Dünya, kurulalı beri , insanlık, hak elde etmekte, çetin mücadeleler verdi.
Bugün 8 Mart.
İnsanlık tarihine, kara yazılarla yazılan vahşetin, yıl dönümü.
İnsanları, köle olarak gören ve köle muamelesi yapılan ABD.
Sanayileşmiş ABD.
Bu sektörü ayakta tutacak iş gücünün bulunması için, karın tokluğuna, sınırsız bir zaman diliminde çalışacak ve hiçbir şikayet yapmayacak, kölelerden yararlandı.
Devir, siyahların köleliği devridir de.
Daha iyi koşullarda çalışmak için, greve başlayan 40.000 dokuma işçisinin, fabrikalara kilitlenmesi ve çıkan yangın sonucu kaçamayarak ölen 129 kadın dokuma işçisi.
Olay 1857‘de ABD‘de meydana geldi. Normal bir olaymış gibi görülür ve kapatılır.
Olayın yankıları, Avrupa kıtasına yansır.

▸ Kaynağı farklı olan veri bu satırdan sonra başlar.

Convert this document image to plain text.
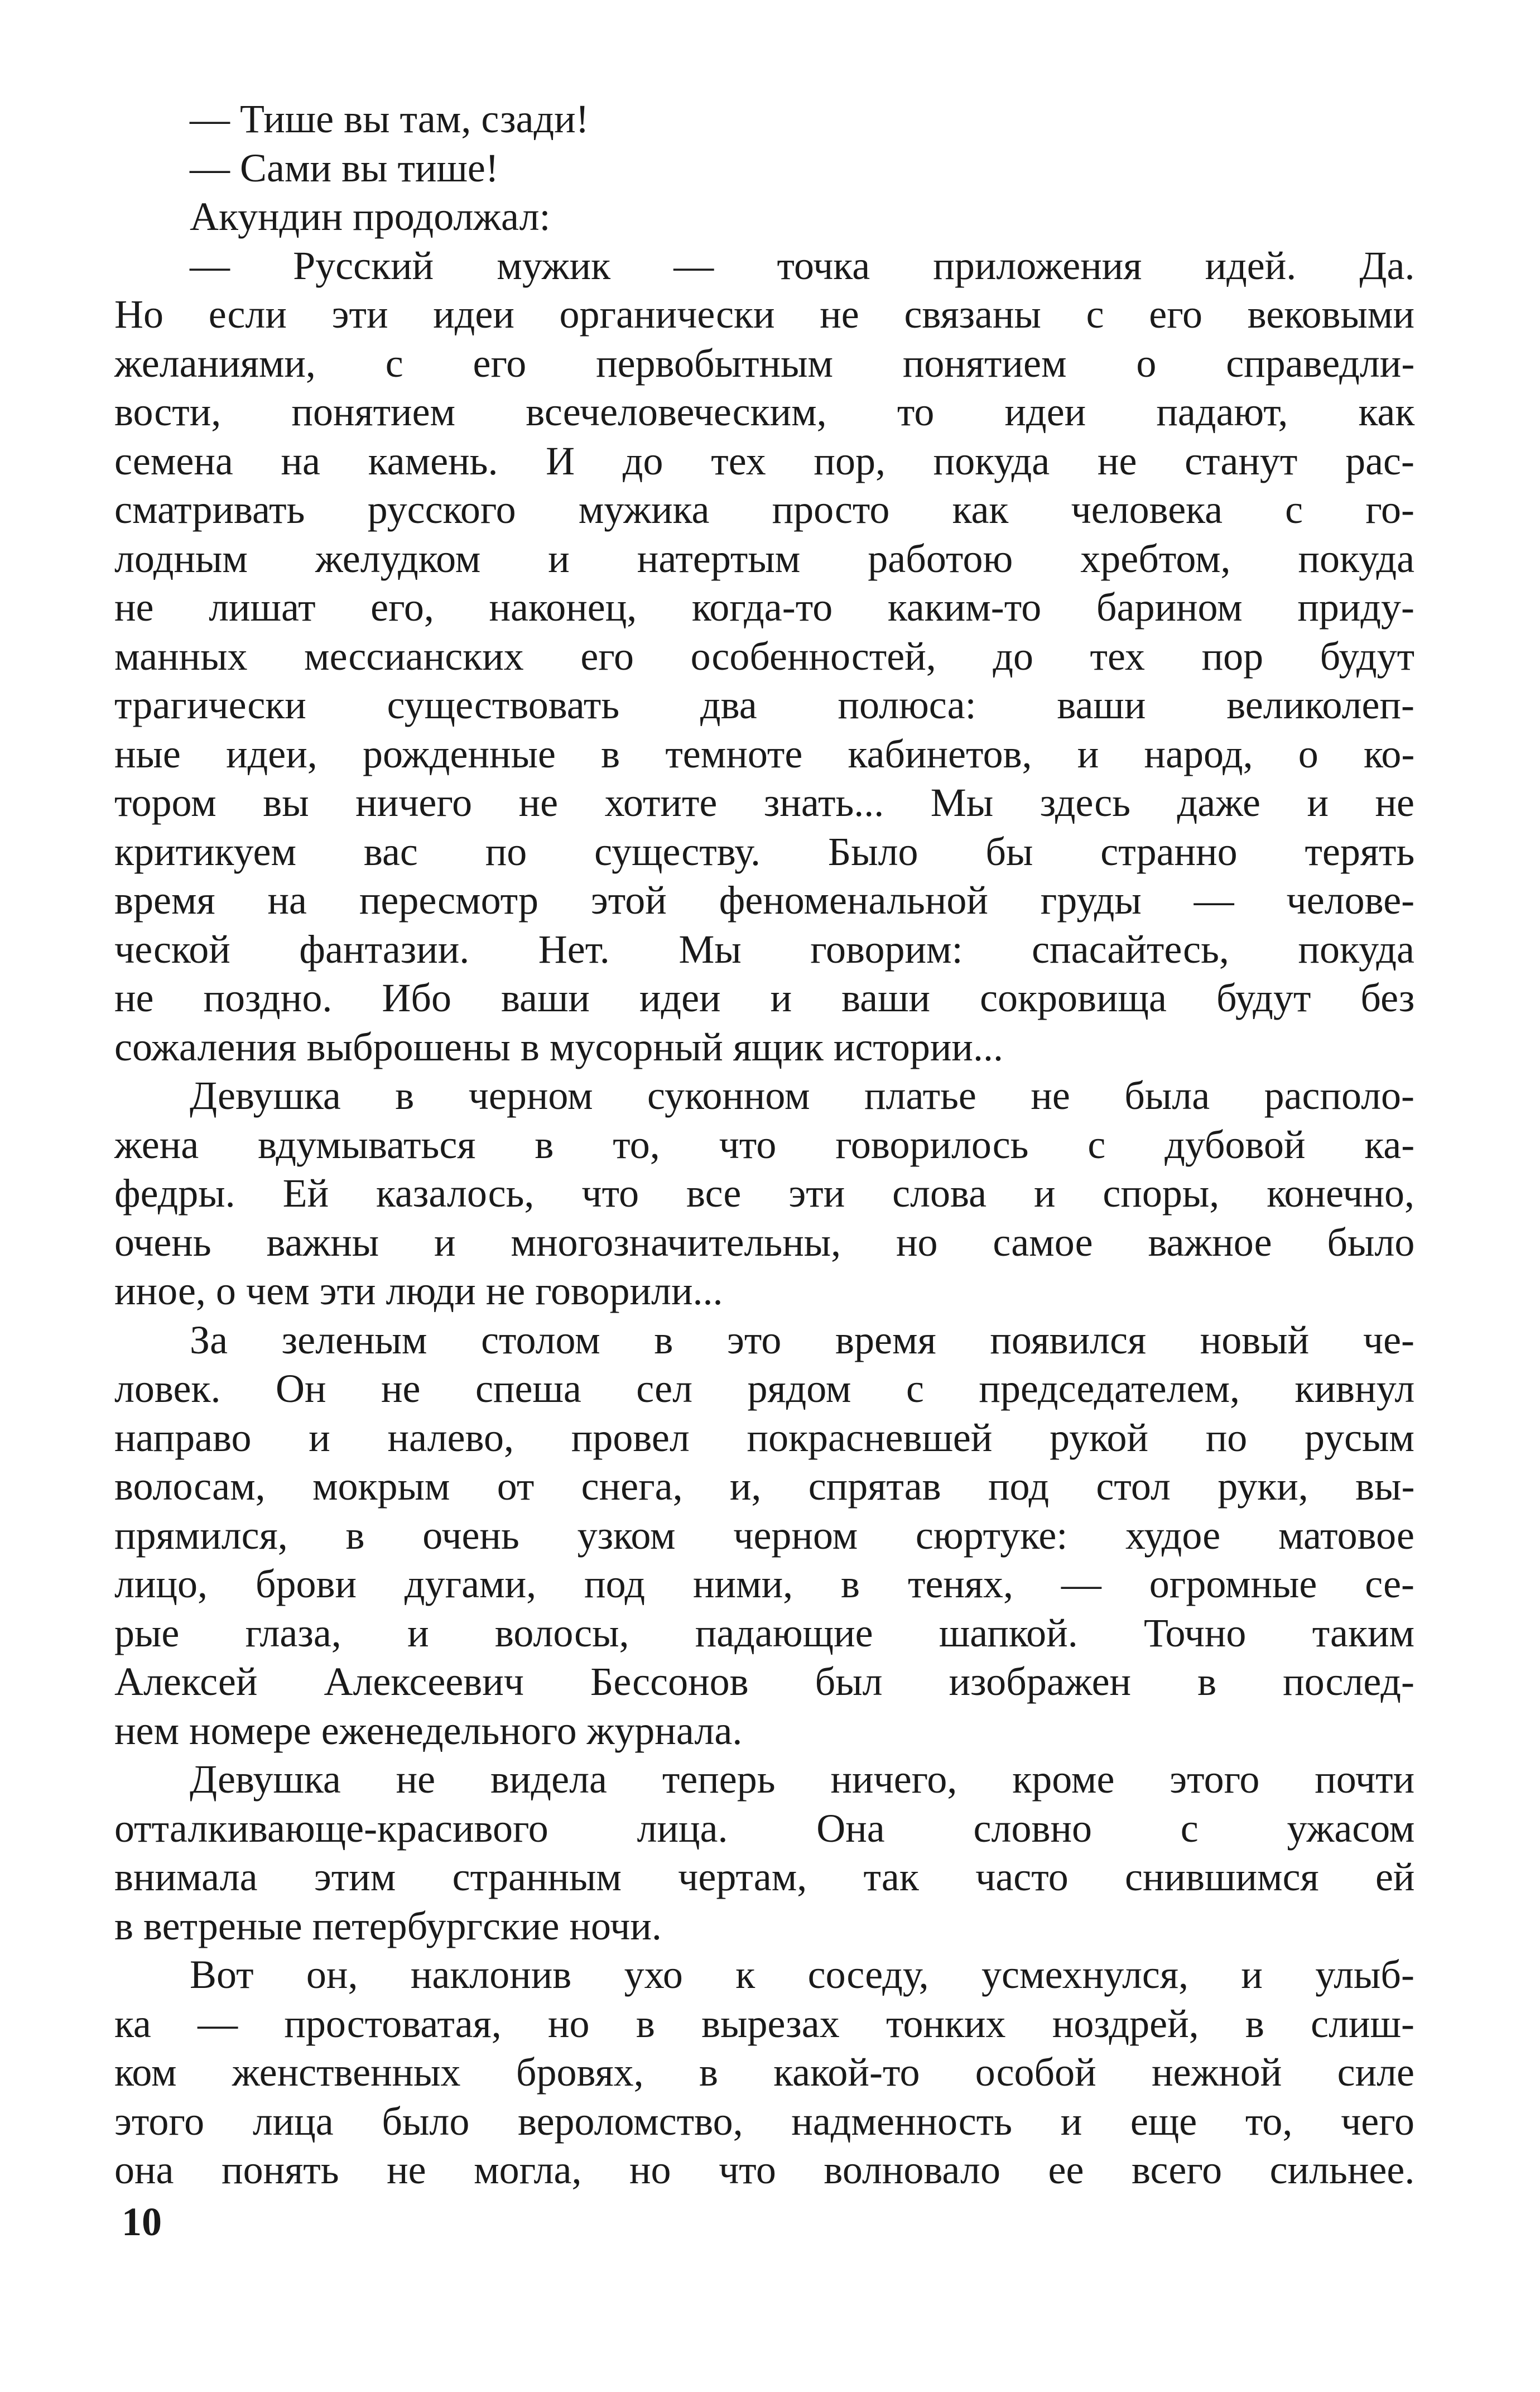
— Тише вы там, сзади!
— Сами вы тише!
Акундин продолжал:
— Русский мужик — точка приложения идей. Да.
Но если эти идеи органически не связаны с его вековыми
желаниями, с его первобытным понятием о справедли-
вости, понятием всечеловеческим, то идеи падают, как
семена на камень. И до тех пор, покуда не станут рас-
сматривать русского мужика просто как человека с го-
лодным желудком и натертым работою хребтом, покуда
не лишат его, наконец, когда-то каким-то барином приду-
манных мессианских его особенностей, до тех пор будут
трагически существовать два полюса: ваши великолеп-
ные идеи, рожденные в темноте кабинетов, и народ, о ко-
тором вы ничего не хотите знать... Мы здесь даже и не
критикуем вас по существу. Было бы странно терять
время на пересмотр этой феноменальной груды — челове-
ческой фантазии. Нет. Мы говорим: спасайтесь, покуда
не поздно. Ибо ваши идеи и ваши сокровища будут без
сожаления выброшены в мусорный ящик истории...
Девушка в черном суконном платье не была располо-
жена вдумываться в то, что говорилось с дубовой ка-
федры. Ей казалось, что все эти слова и споры, конечно,
очень важны и многозначительны, но самое важное было
иное, о чем эти люди не говорили...
За зеленым столом в это время появился новый че-
ловек. Он не спеша сел рядом с председателем, кивнул
направо и налево, провел покрасневшей рукой по русым
волосам, мокрым от снега, и, спрятав под стол руки, вы-
прямился, в очень узком черном сюртуке: худое матовое
лицо, брови дугами, под ними, в тенях, — огромные се-
рые глаза, и волосы, падающие шапкой. Точно таким
Алексей Алексеевич Бессонов был изображен в послед-
нем номере еженедельного журнала.
Девушка не видела теперь ничего, кроме этого почти
отталкивающе-красивого лица. Она словно с ужасом
внимала этим странным чертам, так часто снившимся ей
в ветреные петербургские ночи.
Вот он, наклонив ухо к соседу, усмехнулся, и улыб-
ка — простоватая, но в вырезах тонких ноздрей, в слиш-
ком женственных бровях, в какой-то особой нежной силе
этого лица было вероломство, надменность и еще то, чего
она понять не могла, но что волновало ее всего сильнее.
10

Alman Sosyal Demokrat Partisi, 1910 tarihinde, 8 Mart’ın Dünya Kadınlar Günü olarak anılmasını teklif eder ve teklif kabul edilir.
Teklif kabul edildi.
Fakat tarih belirlenmemişti.
8 Mart tarihi 1921 yılında, Moskova’da gerçekleştirilen, 3. Uluslararası Kadınlar Konferansında ”Emekçi Kadınlar Günü “ olarak kabul edildi.
Ayni tarihte de Atatürk’ün, Türkiye’sinde.
Yani 1921‘de.
8 Mart, “Emekçi Kadınlar Günü” olarak kabul edildi .
Dünyanın büyük bir bölümünde, ABD‘de, başta olmak üzere tanımadıkları, 8 Mart’ı, Türkiye 1921‘de, tanıdı.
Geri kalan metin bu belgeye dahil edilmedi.